Roguelikes and firstperson shooters appear ideally matched, given their shared emphasis on reactivity and thriving in the moment.

Abyssus

But combining the two is tricky. The best FPS games have carefully crafted levels and combat encounters tested to destruction. Yielding this ground to procedural generation and the whims of chance typically results in uneven shooters, as the likes of Strafe and Mothergunship demonstrate. Abyssus, therefore, deserves credit for being a Roguelike FPS that works, even if it doesn't solve the problems that a Roguelike structure brings to FPS play. The thrills it supplies through blending gun-based action with a run-based power trip outweigh the shortcomings of its repetitive arenas and occasionally wonky combat.

imageSeeing Abyssus at its best does require tolerating some initial drudgery. Themed around a descent through the archaeological strata of a sunken civilisation, it plays at the outset like a diet Doom Eternal. Your Welsh-accented diver can blast enemies with the primary and alternate fire of his chosen weapon (a light machine gun by default), deploy a tertiary ability such as a grenade, and dash and double jump to avoid enemies.

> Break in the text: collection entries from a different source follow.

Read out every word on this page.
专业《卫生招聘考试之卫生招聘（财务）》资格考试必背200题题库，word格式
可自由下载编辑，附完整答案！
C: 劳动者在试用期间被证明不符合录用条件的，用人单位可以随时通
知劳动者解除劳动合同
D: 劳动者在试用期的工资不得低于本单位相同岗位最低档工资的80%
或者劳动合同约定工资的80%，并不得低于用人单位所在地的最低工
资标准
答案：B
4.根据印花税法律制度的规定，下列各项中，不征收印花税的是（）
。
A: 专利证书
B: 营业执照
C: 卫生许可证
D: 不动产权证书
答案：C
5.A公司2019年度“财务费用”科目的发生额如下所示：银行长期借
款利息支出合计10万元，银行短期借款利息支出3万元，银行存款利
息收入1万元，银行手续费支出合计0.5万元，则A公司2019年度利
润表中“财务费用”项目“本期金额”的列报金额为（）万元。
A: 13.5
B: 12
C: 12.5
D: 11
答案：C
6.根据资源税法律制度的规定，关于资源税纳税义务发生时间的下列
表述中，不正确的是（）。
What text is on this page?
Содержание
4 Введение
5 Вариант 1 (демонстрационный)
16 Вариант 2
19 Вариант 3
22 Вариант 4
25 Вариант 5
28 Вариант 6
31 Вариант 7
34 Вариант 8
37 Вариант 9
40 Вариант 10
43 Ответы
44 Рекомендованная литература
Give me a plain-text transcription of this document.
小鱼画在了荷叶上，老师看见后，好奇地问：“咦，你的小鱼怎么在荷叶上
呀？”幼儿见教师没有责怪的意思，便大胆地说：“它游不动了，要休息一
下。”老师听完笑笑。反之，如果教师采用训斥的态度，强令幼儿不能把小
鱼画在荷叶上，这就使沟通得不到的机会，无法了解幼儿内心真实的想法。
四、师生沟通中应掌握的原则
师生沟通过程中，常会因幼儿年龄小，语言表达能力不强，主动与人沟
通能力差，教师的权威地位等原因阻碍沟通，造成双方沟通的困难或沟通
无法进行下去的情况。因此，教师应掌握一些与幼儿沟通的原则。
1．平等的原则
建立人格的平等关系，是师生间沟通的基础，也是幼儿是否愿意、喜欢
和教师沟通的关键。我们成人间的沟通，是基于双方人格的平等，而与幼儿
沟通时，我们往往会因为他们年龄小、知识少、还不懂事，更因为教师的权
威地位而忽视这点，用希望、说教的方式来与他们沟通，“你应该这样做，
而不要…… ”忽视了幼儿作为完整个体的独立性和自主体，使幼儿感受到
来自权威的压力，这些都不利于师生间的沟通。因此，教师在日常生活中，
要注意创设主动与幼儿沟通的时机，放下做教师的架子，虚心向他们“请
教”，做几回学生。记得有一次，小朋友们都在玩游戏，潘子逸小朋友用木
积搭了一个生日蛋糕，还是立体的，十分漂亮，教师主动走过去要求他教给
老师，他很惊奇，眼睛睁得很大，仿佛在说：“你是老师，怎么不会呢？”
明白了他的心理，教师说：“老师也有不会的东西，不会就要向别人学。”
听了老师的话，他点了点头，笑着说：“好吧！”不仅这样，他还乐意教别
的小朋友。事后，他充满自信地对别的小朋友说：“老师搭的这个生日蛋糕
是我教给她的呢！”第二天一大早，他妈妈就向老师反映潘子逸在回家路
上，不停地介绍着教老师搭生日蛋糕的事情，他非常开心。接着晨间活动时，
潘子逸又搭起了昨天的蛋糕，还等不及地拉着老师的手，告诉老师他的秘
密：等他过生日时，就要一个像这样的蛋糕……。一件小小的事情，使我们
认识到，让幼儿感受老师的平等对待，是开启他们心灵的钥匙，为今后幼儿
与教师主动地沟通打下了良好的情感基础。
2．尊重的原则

All of this is capably designed, if a little lightweight. While your machine gun makes a decent starting weapon, the subsequent shotgun is squid-limp — an ill omen for any FPS. The procedurally connected cave network you run through functions as a combat arena, but is otherwise a stale space, while the initial enemy roster resembles rejected designs from BioShock’s Rapture — a gaggle of flying mechanical sharks, spinning death-Roombas and lumbering Big Doggies.